ATI RN
ATI Nutrition Proctored Exam 2023
1. The purpose of the health history is to identify health-related considerations and medications that may cause nutritional risk. Many medications, such as prednisone, have drug-nutrient interactions that can influence nutrient needs.
- A. Both statements are true
- B. Both statements are false
- C. The first statement is true; the second is false
- D. The first statement is false; the second is true
Correct answer: A
Rationale: Both statements are true. The health history aims to uncover health-related factors that could pose nutritional risks, including medications like prednisone that may have interactions affecting nutrient requirements. Choice B is incorrect as both statements are accurate, emphasizing the significance of health history in assessing nutritional concerns.
2. What is the primary function of a written nursing care plan?
- A. Evaluates whether nursing care goals have been achieved
- B. Ensures the provision of quality nursing care
- C. Assists in selecting the appropriate nursing interventions
- D. Facilitates the creation of a nursing diagnosis
Correct answer: D
Rationale: A written nursing care plan fundamentally serves to facilitate the development of a nursing diagnosis. This procedure involves analyzing patient data and identifying health problems that nurses can address independently. This analysis then aids in determining the most appropriate nursing interventions for the identified health issues. Although evaluating the achievement of nursing care goals is an important aspect, it is not the primary function of a nursing care plan.
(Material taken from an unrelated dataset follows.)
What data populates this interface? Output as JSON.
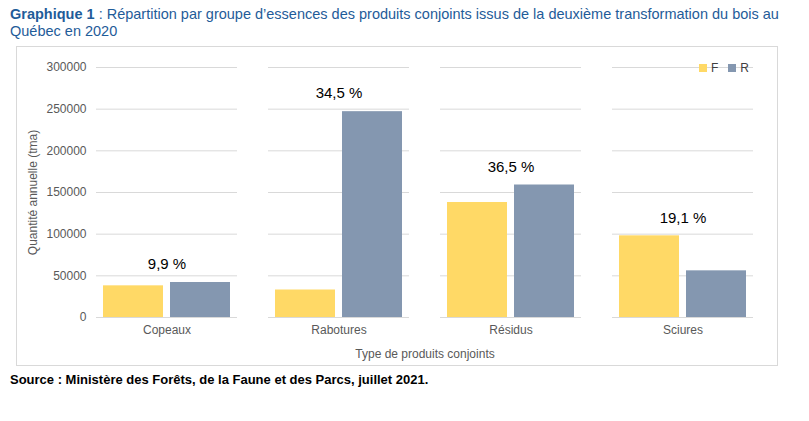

Similarly, while delivering quality nursing care is crucial, it is a broader concept that includes many other facets beyond just the initial nursing diagnosis and interventions.
3. The psychosocial task of a 55 year old adult client is:
- A. Industry vs. Inferiority
- B. Intimacy vs. Isolation
- C. Integrity vs. Despair
- D. Generativity vs. Stagnation
Correct answer: B
Rationale: Nursing interventions should be grounded in a deep understanding of the physiological processes involved, ensuring that care provided is both effective and efficient.
4. Patients with kidney stones should increase their intake of:
- A. fluids
- B. vitamin C
- C. oxalates
- D. protein
Correct answer: A
Rationale: Patients with kidney stones should increase their intake of fluids. Increasing fluid intake helps to dilute the urine and reduce the risk of kidney stones forming by flushing out minerals that can crystallize. This promotes the passage of small stones and helps prevent the formation of new ones. Vitamin C and protein intake should be moderated as excessive consumption may lead to the formation of certain types of kidney stones. Oxalates should be limited in the diet as they can contribute to the formation of calcium oxalate stones, a common type of kidney stone.
5. When conducting assessments for malnutrition, which risk factors should the nurse consider? (SATA)
- A. Dental problems
- B. Depression
- C. Ability to read and write
- D. All of the above
Correct answer: D
Rationale: When assessing for malnutrition, nurses should consider multiple risk factors. Dental problems and depression can impact a person's ability to eat and maintain proper nutrition. The ability to read and write may not directly relate to malnutrition risk. The correct answer is 'All of the above' because dental problems and depression are indeed risk factors, along with other factors like the inability to prepare meals and the loss of a spouse.